Turan Kültür Merkezi Süleymaniye Kürsüsü faaliyetlerimize, 26 Şubat 2022 Cumartesi günü 14.00’te, İ.Ü. Türkiyat Araştırmaları Enstitüsü Konferans Salonunda, Azerbaycan Milletvekili ve Milli Şairi Sabir Rüstemhanlı ile Azerbaycan Türk Kadınlar Birliği Başkanı Tenzile Rüstemhanlı’nın konuşmacı oldukları “30. Yılında Hocalı Soykırımı” başlıklı konferansımızla devam ettik.

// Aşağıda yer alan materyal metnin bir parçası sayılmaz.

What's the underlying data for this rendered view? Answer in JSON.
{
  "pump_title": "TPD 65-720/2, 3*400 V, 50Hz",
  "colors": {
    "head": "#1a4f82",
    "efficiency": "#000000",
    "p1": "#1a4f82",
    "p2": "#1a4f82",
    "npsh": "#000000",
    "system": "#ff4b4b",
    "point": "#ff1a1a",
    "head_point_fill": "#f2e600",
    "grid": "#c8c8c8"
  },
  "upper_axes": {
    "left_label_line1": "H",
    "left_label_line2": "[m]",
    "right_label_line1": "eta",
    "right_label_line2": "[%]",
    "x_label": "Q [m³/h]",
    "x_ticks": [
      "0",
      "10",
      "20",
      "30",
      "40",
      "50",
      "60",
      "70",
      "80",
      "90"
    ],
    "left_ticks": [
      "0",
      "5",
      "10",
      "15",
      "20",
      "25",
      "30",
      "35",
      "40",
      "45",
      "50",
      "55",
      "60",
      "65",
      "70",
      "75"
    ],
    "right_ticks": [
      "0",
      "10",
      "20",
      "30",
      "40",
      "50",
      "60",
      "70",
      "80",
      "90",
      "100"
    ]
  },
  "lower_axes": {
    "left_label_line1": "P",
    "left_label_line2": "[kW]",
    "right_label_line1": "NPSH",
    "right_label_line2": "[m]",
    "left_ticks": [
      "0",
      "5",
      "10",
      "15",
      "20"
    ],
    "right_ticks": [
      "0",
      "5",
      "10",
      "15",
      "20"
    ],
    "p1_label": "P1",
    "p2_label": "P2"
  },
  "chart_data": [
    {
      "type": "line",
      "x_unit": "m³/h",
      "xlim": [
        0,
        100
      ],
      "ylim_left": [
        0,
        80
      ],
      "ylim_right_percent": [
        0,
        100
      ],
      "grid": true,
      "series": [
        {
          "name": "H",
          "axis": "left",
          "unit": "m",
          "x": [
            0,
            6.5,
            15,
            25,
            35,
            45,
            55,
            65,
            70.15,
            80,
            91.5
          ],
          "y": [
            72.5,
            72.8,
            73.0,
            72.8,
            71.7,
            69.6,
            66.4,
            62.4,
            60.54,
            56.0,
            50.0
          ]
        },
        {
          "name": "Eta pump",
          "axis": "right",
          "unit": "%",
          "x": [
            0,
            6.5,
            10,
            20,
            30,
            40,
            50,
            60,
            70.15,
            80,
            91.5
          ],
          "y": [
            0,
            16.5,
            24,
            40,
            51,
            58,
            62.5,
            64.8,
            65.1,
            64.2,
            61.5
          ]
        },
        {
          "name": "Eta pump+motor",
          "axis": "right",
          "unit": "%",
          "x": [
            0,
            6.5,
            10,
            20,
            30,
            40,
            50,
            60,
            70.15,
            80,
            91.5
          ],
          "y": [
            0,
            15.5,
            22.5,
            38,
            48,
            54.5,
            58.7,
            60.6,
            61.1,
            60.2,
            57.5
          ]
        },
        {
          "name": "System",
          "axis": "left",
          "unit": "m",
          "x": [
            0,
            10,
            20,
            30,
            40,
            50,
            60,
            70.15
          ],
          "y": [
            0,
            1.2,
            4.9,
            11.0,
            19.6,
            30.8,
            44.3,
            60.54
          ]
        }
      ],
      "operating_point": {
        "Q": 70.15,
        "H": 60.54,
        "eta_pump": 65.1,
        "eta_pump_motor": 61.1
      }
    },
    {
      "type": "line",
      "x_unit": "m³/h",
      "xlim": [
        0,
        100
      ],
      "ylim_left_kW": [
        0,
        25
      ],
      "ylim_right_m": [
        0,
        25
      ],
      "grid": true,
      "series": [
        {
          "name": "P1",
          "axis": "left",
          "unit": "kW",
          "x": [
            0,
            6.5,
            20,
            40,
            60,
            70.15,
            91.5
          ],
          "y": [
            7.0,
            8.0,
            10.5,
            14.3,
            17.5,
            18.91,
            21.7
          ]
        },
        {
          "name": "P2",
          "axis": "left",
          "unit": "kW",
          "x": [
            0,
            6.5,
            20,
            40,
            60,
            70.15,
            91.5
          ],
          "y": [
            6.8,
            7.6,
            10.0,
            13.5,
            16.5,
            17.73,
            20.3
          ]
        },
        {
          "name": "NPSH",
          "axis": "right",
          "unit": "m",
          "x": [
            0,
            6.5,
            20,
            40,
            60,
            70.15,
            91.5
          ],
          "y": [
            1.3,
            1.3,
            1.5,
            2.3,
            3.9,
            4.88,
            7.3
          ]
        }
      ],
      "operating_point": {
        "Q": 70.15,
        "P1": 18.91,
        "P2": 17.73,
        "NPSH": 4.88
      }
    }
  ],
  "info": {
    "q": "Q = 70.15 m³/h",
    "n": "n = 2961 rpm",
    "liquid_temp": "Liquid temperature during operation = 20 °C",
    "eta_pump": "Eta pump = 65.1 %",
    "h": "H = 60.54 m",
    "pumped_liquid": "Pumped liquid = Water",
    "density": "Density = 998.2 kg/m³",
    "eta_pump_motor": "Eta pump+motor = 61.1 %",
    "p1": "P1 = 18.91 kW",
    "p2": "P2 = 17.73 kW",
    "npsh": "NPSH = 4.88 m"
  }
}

Türk Dünyası’nın sorunlarına sahip çıkan sivil toplum kuruluşu temsilcileri başta olmak üzere nitelikli bir katılımla gerçekleşen konferansta açılış konuşması için kürsüye çıkan Türk Dünyası Araştırmaları Vakfı Genel Başkanı Közhan Yazgan, Türklerin yaşadığı coğrafyalardaki iktisadi kaynaklara sahip olmak isteyen sömürücü ülkelerin, her türlü imkanlarını kullanarak son iki yüzyılda Kafkasya, Anadolu, Balkanlar ve Türkistan’da Türklere uyguladıkları soykırımlara dikkat çekerek şunları söyledi. “ Türkiye, Azerbaycan ile Türkistan arasındaki ilişkilerin gelişme ihtimaline karşı önce Zengezur, Ermenilere peşkeş çekildi. Batı Türkistan coğrafyasının bağımsızlık kazanmasıyla, Rus ordusunun desteği ve Batı’nın göz yummasıyla Zengezur’dan geçişi zorlaştırmak için Azerbaycan topraklarının yüzde yirmi beşi daha işgal edildi. Böylece sömürü devam edecekti. Türkler kendi kaynaklarını kendileri kullanamayacaktı. Kısaca Hocalı Meselesi/Karabağ Meselesi katliamlarla gerçekleşen iktisadi bir meseleydi, geleceğimizle ilgiliydi, bir kaynak kullanım savaşıydı. Bu iktisadi savaşta, Ermenileri maşa olarak kullanan, onları kinle, nefretle, ölçüsüz gaddarlıkla şartlandıran Batılılar, yani ABD, Rusya ve Avrupa Birliği ve maşa olduklarını hâlâ idrak edemeyen Ermeni aydınları asıl sorumlulardır..”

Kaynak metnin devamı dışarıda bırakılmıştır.